A precisão é o principal diferencial da marca. Enquanto outros smartwatches podem apresentar variações na medição de distância e ritmo, os dispositivos Garmin são conhecidos por sua consistência. Isso é crucial para atletas que treinam com base em zonas de frequência cardíaca ou que precisam de dados exatos para periodização.

Além disso, a Garmin oferece uma plataforma robusta de análise, o Garmin Connect, que permite acompanhar a evolução ao longo do tempo. Os corredores podem ver gráficos de desempenho, comparar treinos e até compartilhar rotas com outros usuários.

Comunidade e ecossistema

Outro fator que explica a popularidade é a comunidade. Existem grupos de corredores que utilizam exclusivamente Garmin, e a marca promove desafios e rankings que incentivam a participação. O ecossistema inclui também acessórios como sensores de cadência e medidores de potência, que se integram perfeitamente aos relógios.
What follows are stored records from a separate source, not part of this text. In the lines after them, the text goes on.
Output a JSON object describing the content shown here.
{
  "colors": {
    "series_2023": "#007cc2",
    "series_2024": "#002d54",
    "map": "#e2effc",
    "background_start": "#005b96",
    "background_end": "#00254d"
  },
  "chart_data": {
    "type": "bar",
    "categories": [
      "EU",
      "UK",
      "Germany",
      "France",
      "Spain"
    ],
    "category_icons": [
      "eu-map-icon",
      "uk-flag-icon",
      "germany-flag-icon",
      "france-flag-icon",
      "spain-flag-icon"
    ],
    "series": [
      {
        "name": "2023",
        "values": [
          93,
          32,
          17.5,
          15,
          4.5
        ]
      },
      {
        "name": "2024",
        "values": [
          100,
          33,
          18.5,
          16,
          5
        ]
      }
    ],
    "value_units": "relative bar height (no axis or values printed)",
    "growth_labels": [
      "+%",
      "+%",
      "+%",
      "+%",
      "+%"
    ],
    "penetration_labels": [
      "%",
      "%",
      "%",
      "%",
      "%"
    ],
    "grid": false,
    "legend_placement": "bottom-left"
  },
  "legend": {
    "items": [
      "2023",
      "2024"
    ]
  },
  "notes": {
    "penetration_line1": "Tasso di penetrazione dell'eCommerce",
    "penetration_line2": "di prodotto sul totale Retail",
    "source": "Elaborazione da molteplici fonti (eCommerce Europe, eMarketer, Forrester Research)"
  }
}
Essa integração cria uma experiência completa, que vai além do simples ato de correr. O corredor pode analisar sua biomecânica, planejar treinos e até mesmo receber sugestões de descanso, tudo em um único dispositivo.

O design como escolha racional

Apesar da estética questionável, muitos corredores veem o design como uma escolha racional. A Garmin prioriza resistência e durabilidade, com materiais como titânio e vidro safira nas versões mais caras. A bateria também é um ponto forte: alguns modelos duram até duas semanas com uso intenso, algo que os concorrentes não oferecem.

“Eu já tive outros smartwatches, mas a bateria durava apenas um dia. Com o Garmin, posso esquecer o carregador por dias e ainda ter todos os dados”, comenta Ana Paula Souza, triatleta do Rio de Janeiro.

Impacto no mercado

O domínio da Garmin no segmento esportivo pressiona concorrentes como Apple e Samsung a melhorarem suas ofertas para atletas. A Apple, por exemplo, tem investido em recursos de treino no Apple Watch, mas ainda não consegue superar a Garmin em precisão e autonomia.

Especialistas apontam que a Garmin deve continuar liderando, pois entende profundamente as necessidades dos atletas. A marca investe em pesquisa e desenvolvimento e lança atualizações frequentes de software, mantendo os dispositivos relevantes por anos.

O charme do feio

O fenômeno mostra que, no esporte, a função supera a forma. Os corredores não querem um acessório de moda, mas uma ferramenta confiável que ajude a melhorar o desempenho. E é exatamente isso que a Garmin oferece, mesmo com um visual que muitos consideram sem graça.

No fim, o que importa é a experiência de uso e os resultados. E é por isso que, apesar das críticas, os relógios Garmin continuam nos pulsos de milhares de corredores no Brasil e no mundo.